According to a recent article in the journal Nature, sequencing Octopus bimaculoides (two-spot octopus) revealed a genome nearly as large as a human’s, with 33,000 protein-coding genes, compared to fewer than 25,000 in humans. The octopus is by far the most intelligent among mollusks with a brain comparable to mammals but not confined to its head. Instead of a network of nerve fibers extending from its brain to its appendages, the octopus’ brain spills two-thirds of its half-billion neurons into its arms. This gives the tentacles independent computing power to perform complex tasks, even when dismembered. The octopus is the ultimate multi-tasker: Its eight prehensile arms are lined with suckers, camera-like eyes, and a toolbox of camouflage tricks to fool predators.
But it’s not what the octopus does, nor how it does it, that baffles evolutionists. They cannot figure out where in the evolutionary framework of random mutation and natural selection over billions of years this octopus acquired the genes to perform highly complex tasks like navigating mazes and opening jars of crabs.
“It is important for us to know the genome, because it gives us insights into how the sophisticated cognitive skills of octopuses evolved,” notes Benny Hochner at Hebrew University in Jerusalem, who has studied octopus neurophysiology for 20 years.
The sequencing work, conducted by researchers at the University of Chicago, the University of California, Berkeley, the University of Heidelberg, Germany, and the Okinawa Institute of Science and Technology in Japan, also included gene expression in 12 different types of cephalopod tissue in their investigation. One gene group, the protocadherins, regulate the development of neurons and how they interact. Another gene family gives the octopus the ability to taste through its suckers. Six genes for proteins, called reflectins, allow the octopus to change the way its skin reflects light, giving the appearance of a different color. Octopus tissues can rapidly modify proteins and change function, which allow them to adapt their neural network properties and enable their remarkable learning and memory abilities.
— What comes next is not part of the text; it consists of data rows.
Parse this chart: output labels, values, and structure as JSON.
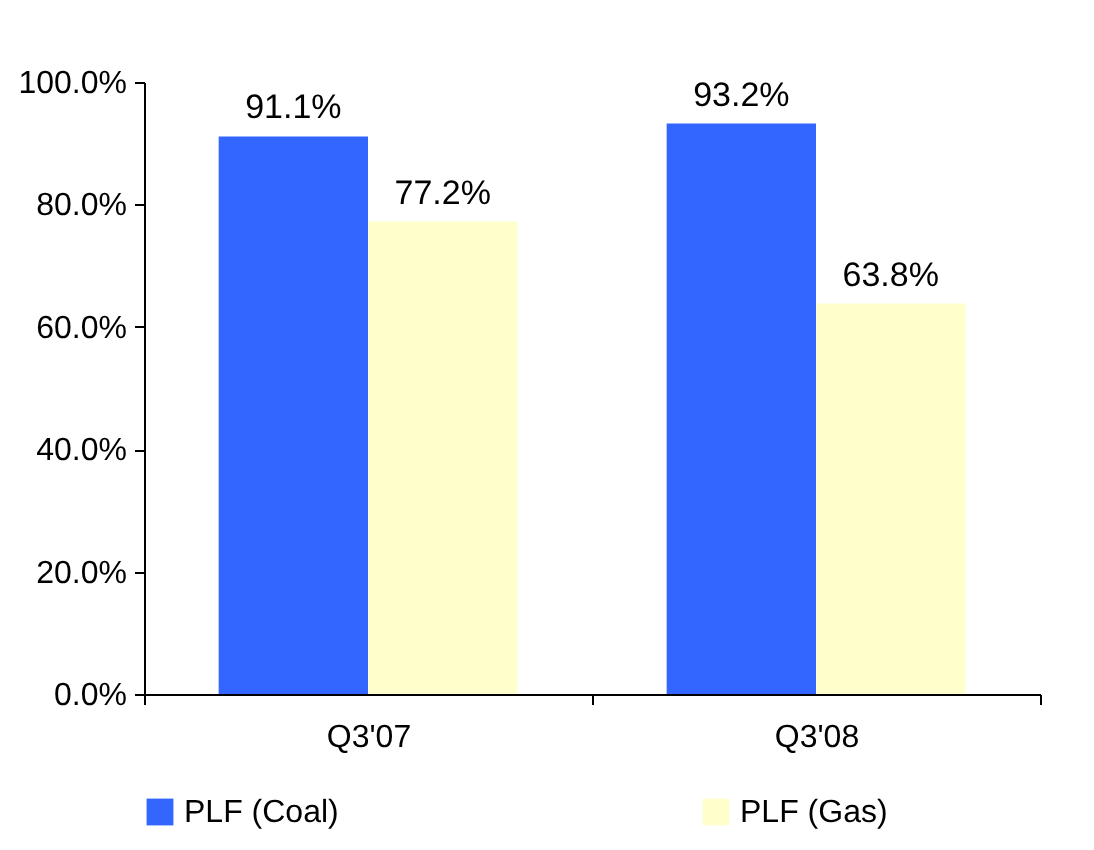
{
  "chart_data": {
    "type": "bar",
    "categories": [
      "Q3'07",
      "Q3'08"
    ],
    "series": [
      {
        "name": "PLF (Coal)",
        "color": "#3366ff",
        "values": [
          91.1,
          93.2
        ],
        "value_labels": [
          "91.1%",
          "93.2%"
        ]
      },
      {
        "name": "PLF (Gas)",
        "color": "#ffffcc",
        "values": [
          77.2,
          63.8
        ],
        "value_labels": [
          "77.2%",
          "63.8%"
        ]
      }
    ],
    "ylim": [
      0,
      100
    ],
    "yticks": [
      {
        "value": 0,
        "label": "0.0%"
      },
      {
        "value": 20,
        "label": "20.0%"
      },
      {
        "value": 40,
        "label": "40.0%"
      },
      {
        "value": 60,
        "label": "60.0%"
      },
      {
        "value": 80,
        "label": "80.0%"
      },
      {
        "value": 100,
        "label": "100.0%"
      }
    ],
    "grid": false,
    "legend": "bottom"
  }
}
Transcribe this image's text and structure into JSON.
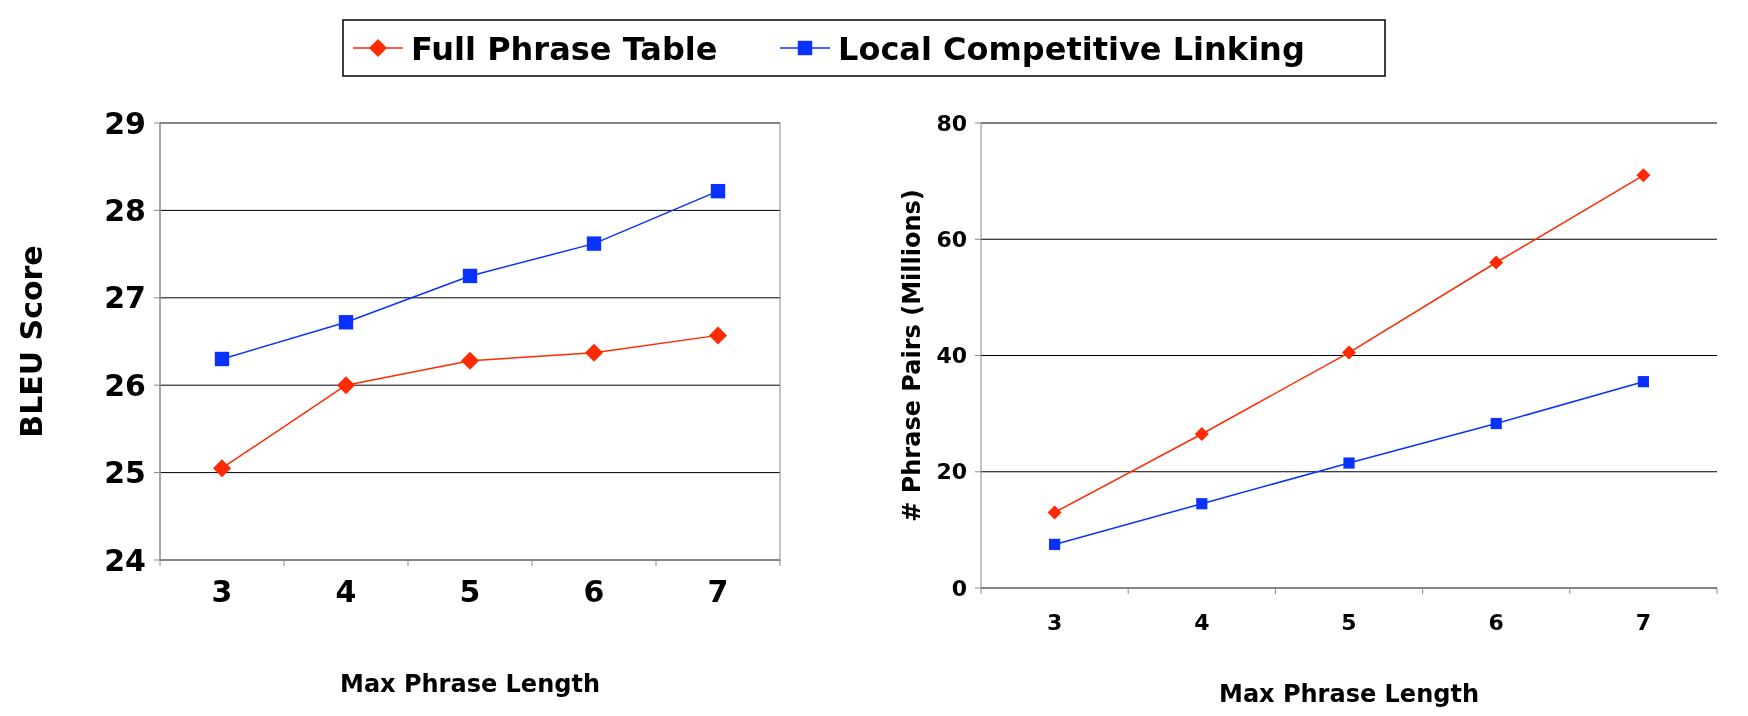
{
  "chart_data": [
    {
      "type": "line",
      "ylabel": "BLEU Score",
      "xlabel": "Max Phrase Length",
      "categories": [
        "3",
        "4",
        "5",
        "6",
        "7"
      ],
      "ylim": [
        24,
        29
      ],
      "yticks": [
        24,
        25,
        26,
        27,
        28,
        29
      ],
      "grid": "y",
      "legend": "top",
      "series": [
        {
          "name": "Full Phrase Table",
          "color": "#ff2a00",
          "marker": "diamond",
          "values": [
            25.05,
            26.0,
            26.28,
            26.37,
            26.57
          ]
        },
        {
          "name": "Local Competitive Linking",
          "color": "#0a32ff",
          "marker": "square",
          "values": [
            26.3,
            26.72,
            27.25,
            27.62,
            28.22
          ]
        }
      ]
    },
    {
      "type": "line",
      "ylabel": "# Phrase Pairs (Millions)",
      "xlabel": "Max Phrase Length",
      "categories": [
        "3",
        "4",
        "5",
        "6",
        "7"
      ],
      "ylim": [
        0,
        80
      ],
      "yticks": [
        0,
        20,
        40,
        60,
        80
      ],
      "grid": "y",
      "series": [
        {
          "color": "#ff2a00",
          "marker": "diamond",
          "values": [
            13,
            26.5,
            40.5,
            56,
            71
          ]
        },
        {
          "color": "#0a32ff",
          "marker": "square",
          "values": [
            7.5,
            14.5,
            21.5,
            28.3,
            35.5
          ]
        }
      ]
    }
  ]
}
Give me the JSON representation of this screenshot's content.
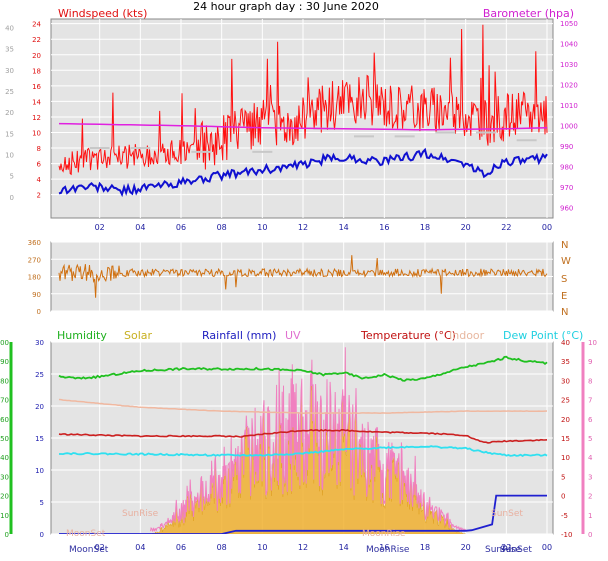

While researchers may genuflect at evolution’s altar in response to the marvels of the octopus, their explanations belie their faith as they try to figure out where all the genes, found nowhere else in the Mollusca phylum, came from. The two-spot octopus genome does bear resemblance to some vertebrate genomes, prompting speculation of “convergent evolution” of de novo genes. Simply put, genes with no evidence of how they arose appear ex nihilo in unrelated organisms and without common descent.
It’s either magic, or evidence an intelligent Designer reused His best designs. Could the octopus be something like a beta test?